Nos últimos anos, o mercado de cervejas sem álcool cresceu exponencialmente, impulsionado por movimentos como o Dry January e por uma busca crescente por alternativas saudáveis ao consumo tradicional de bebidas alcoólicas. Contudo, muitos consumidores relatam uma sensação curiosa: mesmo sem álcool significativo, algumas dessas cervejas provocam efeitos comparáveis à embriaguez leve. Rubor facial, euforia, relaxamento e até risos soltos — tudo isso sem um gole sequer de álcool real, ao menos em teoria.
A questão então se impõe: como é possível sentir-se embriagado com uma bebida que promete justamente o oposto?

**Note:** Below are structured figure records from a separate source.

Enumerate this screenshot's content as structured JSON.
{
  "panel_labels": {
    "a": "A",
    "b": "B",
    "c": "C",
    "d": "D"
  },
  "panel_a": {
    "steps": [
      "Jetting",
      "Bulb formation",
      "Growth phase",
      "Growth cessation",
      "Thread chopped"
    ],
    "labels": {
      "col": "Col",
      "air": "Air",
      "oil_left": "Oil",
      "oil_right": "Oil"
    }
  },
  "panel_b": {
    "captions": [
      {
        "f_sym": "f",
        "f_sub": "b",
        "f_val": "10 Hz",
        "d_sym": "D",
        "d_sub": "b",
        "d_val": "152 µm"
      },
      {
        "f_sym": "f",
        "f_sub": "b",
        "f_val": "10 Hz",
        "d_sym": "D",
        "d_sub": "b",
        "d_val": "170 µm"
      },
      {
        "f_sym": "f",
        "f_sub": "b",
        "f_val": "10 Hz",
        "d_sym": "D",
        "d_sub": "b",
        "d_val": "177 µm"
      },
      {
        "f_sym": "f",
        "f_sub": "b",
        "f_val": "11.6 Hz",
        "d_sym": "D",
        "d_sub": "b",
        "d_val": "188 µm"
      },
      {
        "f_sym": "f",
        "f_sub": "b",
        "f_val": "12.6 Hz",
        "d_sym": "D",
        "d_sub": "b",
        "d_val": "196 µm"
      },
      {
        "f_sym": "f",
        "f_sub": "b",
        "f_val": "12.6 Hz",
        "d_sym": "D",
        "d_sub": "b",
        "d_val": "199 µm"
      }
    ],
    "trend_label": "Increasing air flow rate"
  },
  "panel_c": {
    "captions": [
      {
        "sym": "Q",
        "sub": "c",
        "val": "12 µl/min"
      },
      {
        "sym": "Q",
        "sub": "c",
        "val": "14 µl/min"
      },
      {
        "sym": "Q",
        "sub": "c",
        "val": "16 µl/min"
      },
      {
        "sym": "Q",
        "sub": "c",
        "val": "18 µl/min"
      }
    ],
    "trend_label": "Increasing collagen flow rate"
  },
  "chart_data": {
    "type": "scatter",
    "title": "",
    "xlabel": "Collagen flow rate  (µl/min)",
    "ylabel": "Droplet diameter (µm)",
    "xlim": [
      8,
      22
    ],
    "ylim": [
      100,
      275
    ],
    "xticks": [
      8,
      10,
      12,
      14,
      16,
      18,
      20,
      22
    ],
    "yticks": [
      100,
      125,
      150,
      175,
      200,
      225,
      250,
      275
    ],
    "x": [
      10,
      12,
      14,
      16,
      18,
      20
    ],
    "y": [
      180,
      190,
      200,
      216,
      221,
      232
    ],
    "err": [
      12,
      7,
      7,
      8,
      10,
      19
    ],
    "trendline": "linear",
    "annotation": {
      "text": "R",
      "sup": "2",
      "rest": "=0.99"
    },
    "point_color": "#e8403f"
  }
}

A resposta está no cérebro — não na garrafa

As chamadas “cervejas sem álcool” geralmente contêm até 0,5% de álcool por volume (ABV), quantidade considerada inócua para efeitos fisiológicos relevantes. Em muitos países, esse limite permite que elas sejam rotuladas como “não alcoólicas”. No entanto, mesmo com esse teor mínimo, a simples associação da bebida ao ritual etílico pode ser o suficiente para desencadear sensações muito reais.
Segundo décadas de estudos em neurociência comportamental e psicologia experimental, o que bebemos não é apenas um ato físico — mas também simbólico. O cérebro é treinado ao longo dos anos a associar o cheiro, sabor, textura e o contexto social da cerveja a determinadas respostas emocionais e comportamentais.
O poder do efeito placebo

Um dos conceitos mais relevantes para entender esse fenômeno é o do efeito placebo, termo usado para descrever mudanças reais no corpo provocadas apenas pela expectativa de um determinado resultado. No caso da cerveja sem álcool, o que ocorre é um tipo específico de placebo chamado de expectativa alcoólica.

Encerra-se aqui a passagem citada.